1960’lı yıllarda ABD zenci Müslüman hareketi,beyazların kendilerine yaptıkları zulümler yüzünden onların, her beyazı şeytan gibi görmelerine yol açmıştı. İslam’ı da sadece zencilerin dini olarak görüyorlardı. Beyaz ırka derin bir öfke duyan Malcolm X (ö. 1965)’in bu bakış açısı, hac ziyaretiyle değişecekti. O, kendi adını taşıyan ‘Malcolm X’ adlı eserde bu değişimi şöyle anlatır:
“Hacca gitmek, görüş açımı alabildiğine genişletmiştir. Bu gezi, benim ruhuma yeni bir İslam anlayışı yükledi. Kutsal beldede geçirdiğim iki hafta içerisinde, Amerika’da geçirdiğim 39 yıl boyunca hiç rastlamadığım şeylere şahit oldum. Bütün ırkları, bütün renk tonlarıyla tanıdım. Irk ayrımcılığının olmadığı gerçek kardeşlik anlayışını Mekke’de gördüm. Gerçek İslam bana göstermiştir ki, beyazların tümünü birden bir kalemde silip atmak da o kadar yanlış bir tutumdur.” (Haley, Alex, Malcolm X, çev. Y. Kayırlı, Ankara, 1978, s. 729). Sözlerine devamla Malcolm X, “eğer haccın rengârenkliği, manevi cephesi bütün bir dünyaya yeterince duyurulabilirse ve gereği gibi anlatılırsa, İslam’ı din olarak seçenlerin sayısı, en azından iki-üç misli daha artacaktır” diyordu. (Haley, a.g.e., s. 763).
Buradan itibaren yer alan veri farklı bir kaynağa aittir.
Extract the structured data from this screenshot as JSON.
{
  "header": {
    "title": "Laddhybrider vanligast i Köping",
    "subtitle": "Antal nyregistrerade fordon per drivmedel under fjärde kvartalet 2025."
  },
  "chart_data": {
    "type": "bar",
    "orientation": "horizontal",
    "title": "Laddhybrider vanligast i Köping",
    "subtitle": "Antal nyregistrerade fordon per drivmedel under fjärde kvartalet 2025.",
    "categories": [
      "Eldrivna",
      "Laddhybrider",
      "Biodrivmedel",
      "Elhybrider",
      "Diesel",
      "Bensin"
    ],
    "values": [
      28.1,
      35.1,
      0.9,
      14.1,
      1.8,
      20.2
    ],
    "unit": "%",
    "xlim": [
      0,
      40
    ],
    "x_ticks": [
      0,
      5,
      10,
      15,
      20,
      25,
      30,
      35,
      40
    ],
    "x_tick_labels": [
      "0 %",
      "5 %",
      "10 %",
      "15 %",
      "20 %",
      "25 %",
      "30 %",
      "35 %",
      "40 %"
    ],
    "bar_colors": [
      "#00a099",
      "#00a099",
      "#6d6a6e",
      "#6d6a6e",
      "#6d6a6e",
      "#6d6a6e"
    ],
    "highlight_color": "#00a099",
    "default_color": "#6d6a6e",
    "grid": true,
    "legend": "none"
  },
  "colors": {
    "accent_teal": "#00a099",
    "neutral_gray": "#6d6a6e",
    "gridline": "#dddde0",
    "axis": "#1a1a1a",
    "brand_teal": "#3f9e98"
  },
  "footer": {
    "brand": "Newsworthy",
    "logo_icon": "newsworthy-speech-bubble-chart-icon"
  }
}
Başta ABD olmak üzere tüm dünyada, ırkçı ve mezhepçi yaklaşımlar sona erer. İnsana, insan olduğu için değer verilen bir bakış açısı egemen olur. Çünkü insanlar, aynı kökten gelmişlerdir. Renklerin ve dillerin farklılığı, Allah’ın varlığının delillerindendir. (Bkz. Rum 22). Etnik köken ve renk ayrımcılığı, insan hakları bakımından bir zulümdür. İslam’da ırk vardır ama ırkçılık yoktur. Üstünlük, Allah’a karşı sorumluluk bilinci taşımaktadır. Temennimiz, ABD’de siyah öfkenin sokağa fırlaması, tüm ırkçı ve ayrımcı politikaların sonunu getirir.